Eugene ("Big Daddy") Lipscomb, defensive tackle for the Baltimore Colts, was the most feared lineman in professional football. He was 6 feet 6 inches tall and played at 303 pounds. When asked how he went about his job, he replied that he just reached out and grabbed a handful of the opposing players and discarded them one-by-one until he found the man with the ball. Lipscomb was a legend off the field too. He consumed straight V.O. blended whiskey by the water glass full, and he had a drug habit to match his size. "I'm a B and B manbooze and broads," Lipscomb bragged.
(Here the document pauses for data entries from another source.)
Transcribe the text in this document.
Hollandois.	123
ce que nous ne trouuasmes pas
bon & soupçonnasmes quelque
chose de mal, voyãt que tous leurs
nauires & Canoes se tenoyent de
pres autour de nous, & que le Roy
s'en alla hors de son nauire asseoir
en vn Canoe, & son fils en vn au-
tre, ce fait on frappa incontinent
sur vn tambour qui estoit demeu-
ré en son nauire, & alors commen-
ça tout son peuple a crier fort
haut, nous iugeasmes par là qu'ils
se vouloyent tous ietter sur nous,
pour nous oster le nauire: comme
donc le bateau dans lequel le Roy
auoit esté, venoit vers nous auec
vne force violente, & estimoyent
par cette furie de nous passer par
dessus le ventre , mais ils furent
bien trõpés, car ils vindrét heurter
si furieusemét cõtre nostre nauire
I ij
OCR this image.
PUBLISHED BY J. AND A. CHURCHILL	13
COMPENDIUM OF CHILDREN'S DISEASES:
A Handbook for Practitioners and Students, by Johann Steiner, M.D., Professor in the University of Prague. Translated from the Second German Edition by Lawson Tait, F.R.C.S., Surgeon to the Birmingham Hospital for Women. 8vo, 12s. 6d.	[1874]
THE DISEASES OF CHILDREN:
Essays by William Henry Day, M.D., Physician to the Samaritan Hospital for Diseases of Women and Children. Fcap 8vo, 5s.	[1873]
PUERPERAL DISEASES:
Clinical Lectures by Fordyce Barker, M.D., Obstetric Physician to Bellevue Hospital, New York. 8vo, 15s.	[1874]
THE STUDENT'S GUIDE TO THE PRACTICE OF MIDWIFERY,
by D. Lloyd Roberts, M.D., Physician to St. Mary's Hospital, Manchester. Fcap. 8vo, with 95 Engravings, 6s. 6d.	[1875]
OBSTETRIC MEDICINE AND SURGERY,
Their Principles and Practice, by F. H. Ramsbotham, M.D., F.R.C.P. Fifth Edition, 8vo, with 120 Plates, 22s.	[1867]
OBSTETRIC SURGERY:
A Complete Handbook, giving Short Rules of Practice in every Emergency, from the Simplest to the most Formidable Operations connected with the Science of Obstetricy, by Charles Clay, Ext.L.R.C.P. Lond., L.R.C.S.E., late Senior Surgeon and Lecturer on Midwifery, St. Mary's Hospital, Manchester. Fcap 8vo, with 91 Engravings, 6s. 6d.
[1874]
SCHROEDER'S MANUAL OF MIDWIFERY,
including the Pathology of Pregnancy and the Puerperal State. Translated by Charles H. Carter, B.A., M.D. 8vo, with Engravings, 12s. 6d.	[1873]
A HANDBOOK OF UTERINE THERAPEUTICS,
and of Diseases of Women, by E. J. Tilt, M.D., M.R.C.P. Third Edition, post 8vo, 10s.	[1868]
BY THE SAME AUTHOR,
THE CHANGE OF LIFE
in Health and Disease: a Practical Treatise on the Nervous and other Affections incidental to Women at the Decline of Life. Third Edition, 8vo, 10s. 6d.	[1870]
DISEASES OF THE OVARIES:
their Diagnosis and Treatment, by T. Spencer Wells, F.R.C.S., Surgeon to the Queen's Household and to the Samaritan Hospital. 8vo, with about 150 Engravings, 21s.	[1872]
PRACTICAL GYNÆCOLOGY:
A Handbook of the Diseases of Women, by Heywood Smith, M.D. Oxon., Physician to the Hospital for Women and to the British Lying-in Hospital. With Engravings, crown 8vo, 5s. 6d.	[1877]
Lipscomb was a material man: "I didn't mind losing the second wife as much as the '56 Mercury to her. I loved that car. It was the first decent car I ever owned." He replaced the Mercury with a yellow Cadillac convertible, and on the night of 9 May 1963 he picked up two women in it, bought a six-pack of malt liquor, and drove to the apartment of his drug dealer, where he paid twelve dollars for four grams of heroin. That night he died of an overdose. He had four needle marks on his arm, ten milligrams of morphine in his bile, and a blood-alcohol level of .09. "New York, New York. So big they had to say it twice," Lipscomb liked to say.

Source:

Dan Daly and Bob O'Donnell, The Pro Football Chronicle (New York: Collier-Macmillan, 1990).

Super Bowl

The first championship game between the AFL and the NFL took place on 15 January 1967. It was, as most analysts predicted, a rout, in which the Green Bay Packers humiliated the Kansas City Chiefs 35-10. On 14 January 1968 the Packers repeated the performance in the game dubbed Super Bowl II, this time bullying the Raiders 33-14. When the New York Jets and the brash Namath won the right to face the NFL champion Baltimore Colts in 1968, Namath's fans feared for his safety in the face of the ferocious Colts defense, and Namath did not soothe them with his reckless bragging. When the Colts were named seventeen-point favorites to beat the Jets, Namath promised not only to beat the spread but he guaranteed a victory, and then he took to the field to deliver. By the end of the day on 12 January 1969 the Jets had beaten the respected Baltimore Colts, led by quarterback Johnny Unitas; the AFL had proven its ability to compete among the best teams in professional football; and Joe Namath had sealed his reputation as one of the outstanding players of all time.